2. Mathematical background

In this section, we will provide the mathematical derivation of the key rate for our protocol. In what follows, we will compare the key rates of our proposed protocol with the GLLP analysis [27] since both these protocols make use of a single value of mean photon number. This makes our approach distinct from the decoy state method which uses more than one value of mean photon number. But before proceeding with the derivation, let us first briefly outline the protocol as follows: Alice sends weak coherent pulses to Bob prepared in the standard way for polarization based implementations of BB84. Since the number of photons in each pulse is governed by poissonian statistics, some of the pulses might contain more than one photon.
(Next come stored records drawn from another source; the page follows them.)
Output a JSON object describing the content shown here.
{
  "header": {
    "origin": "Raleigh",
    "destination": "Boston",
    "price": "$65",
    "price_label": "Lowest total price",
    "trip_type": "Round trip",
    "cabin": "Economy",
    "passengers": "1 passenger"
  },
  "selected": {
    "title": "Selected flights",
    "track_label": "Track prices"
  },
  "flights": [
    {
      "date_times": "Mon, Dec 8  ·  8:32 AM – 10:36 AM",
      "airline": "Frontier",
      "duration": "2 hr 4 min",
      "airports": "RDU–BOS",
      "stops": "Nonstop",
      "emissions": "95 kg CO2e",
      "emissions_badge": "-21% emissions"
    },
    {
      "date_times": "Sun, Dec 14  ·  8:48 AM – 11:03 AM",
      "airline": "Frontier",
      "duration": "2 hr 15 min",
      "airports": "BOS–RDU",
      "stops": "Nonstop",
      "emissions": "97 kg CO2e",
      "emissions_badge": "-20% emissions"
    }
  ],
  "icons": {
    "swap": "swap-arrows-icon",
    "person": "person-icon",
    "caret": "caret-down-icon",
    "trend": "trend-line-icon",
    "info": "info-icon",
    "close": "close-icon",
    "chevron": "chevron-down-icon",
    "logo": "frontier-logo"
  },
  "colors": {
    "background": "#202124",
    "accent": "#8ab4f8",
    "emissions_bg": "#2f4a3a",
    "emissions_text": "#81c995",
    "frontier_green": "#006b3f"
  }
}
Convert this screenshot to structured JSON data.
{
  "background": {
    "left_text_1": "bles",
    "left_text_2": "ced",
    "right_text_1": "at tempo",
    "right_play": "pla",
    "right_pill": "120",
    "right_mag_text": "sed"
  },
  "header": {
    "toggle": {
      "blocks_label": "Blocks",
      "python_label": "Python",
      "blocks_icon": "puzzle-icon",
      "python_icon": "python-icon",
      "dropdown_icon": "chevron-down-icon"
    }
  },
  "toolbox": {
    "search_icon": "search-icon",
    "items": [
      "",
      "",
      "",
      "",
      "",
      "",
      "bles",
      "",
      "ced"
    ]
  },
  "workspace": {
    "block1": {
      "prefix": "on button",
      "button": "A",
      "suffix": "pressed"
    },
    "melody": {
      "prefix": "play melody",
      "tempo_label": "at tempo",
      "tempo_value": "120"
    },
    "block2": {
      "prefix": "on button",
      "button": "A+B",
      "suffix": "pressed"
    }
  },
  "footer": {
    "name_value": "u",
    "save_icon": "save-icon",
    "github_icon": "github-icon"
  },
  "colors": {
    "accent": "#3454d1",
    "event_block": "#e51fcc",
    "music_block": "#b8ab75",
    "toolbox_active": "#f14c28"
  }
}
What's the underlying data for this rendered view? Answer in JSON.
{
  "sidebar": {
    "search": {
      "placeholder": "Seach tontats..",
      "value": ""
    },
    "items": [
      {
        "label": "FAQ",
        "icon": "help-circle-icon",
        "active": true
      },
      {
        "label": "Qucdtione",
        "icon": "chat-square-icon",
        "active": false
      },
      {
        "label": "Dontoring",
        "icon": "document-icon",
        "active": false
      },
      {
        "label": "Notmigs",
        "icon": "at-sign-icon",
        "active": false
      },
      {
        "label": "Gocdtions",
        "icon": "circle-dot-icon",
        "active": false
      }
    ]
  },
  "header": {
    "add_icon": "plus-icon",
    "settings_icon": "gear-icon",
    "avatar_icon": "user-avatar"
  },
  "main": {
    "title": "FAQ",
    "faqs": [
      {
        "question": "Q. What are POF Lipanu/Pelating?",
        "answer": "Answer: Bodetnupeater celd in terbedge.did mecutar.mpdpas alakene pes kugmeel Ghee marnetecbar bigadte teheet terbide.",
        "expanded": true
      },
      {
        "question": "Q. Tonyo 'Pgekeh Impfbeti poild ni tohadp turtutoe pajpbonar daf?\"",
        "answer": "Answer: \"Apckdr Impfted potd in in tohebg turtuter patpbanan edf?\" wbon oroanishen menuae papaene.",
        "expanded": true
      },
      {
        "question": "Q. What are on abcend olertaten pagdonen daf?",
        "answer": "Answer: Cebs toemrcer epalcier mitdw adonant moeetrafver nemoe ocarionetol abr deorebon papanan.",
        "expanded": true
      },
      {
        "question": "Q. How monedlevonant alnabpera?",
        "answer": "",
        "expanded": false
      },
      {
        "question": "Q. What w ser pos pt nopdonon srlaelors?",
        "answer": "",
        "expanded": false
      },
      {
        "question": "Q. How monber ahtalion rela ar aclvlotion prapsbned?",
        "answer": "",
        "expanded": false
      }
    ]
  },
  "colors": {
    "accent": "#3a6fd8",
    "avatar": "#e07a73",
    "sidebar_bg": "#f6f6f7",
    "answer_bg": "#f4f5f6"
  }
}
Neither Alice nor Bob has any control over the occurrence of these pulses [39]. Instead of looking at this inherent randomness in the photon number distribution as a drawback, we use it to our advantage. Bob, while recording the measurement results, also records all the 2 and 3-fold coincidence events. The coincidence window is set according to the pulse width of the signal pulses. The total number of coincidences are matched with the expected number of coincidences which are calculated from the value of $\mu$. It was already shown in [14] that the coincidences arising from multiphoton pulses can be tracked to ensure no information is leaked to Eve. Any change in the number of 2 and 3-fold coincidences than the expected value for a specific channel will reveal the presence of eavesdropper in the system assuming that Eve is randomly attacking the pulse (no collective and coherent attack). To estimate the number of 2 and 3-fold coincidence events, it is essential to consider how the pulses split at a balanced beam splitter. For n photon input state, the photons are distributed between the reflected and transmitted ports as

(1)$$\vert n\rangle \rightarrow \sum_{k=0}^n C_k^n \vert n-k \rangle_R\vert k \rangle_T,$$

where $R$($T$) corresponds to the reflected (transmitted) port. $\vert C_k^n\vert ^2$ is the probability of getting n-k (k) photons in the reflected (transmitted) port. The possible cases for 2 and 3 photon pulses are given below in the Tables 1 and 2 respectively. We will take the coincidences arising out of this splitting of pulses into our consideration when deriving the final key rate.

Table 1. Splitting of a two-photon pulse at a beam splitter.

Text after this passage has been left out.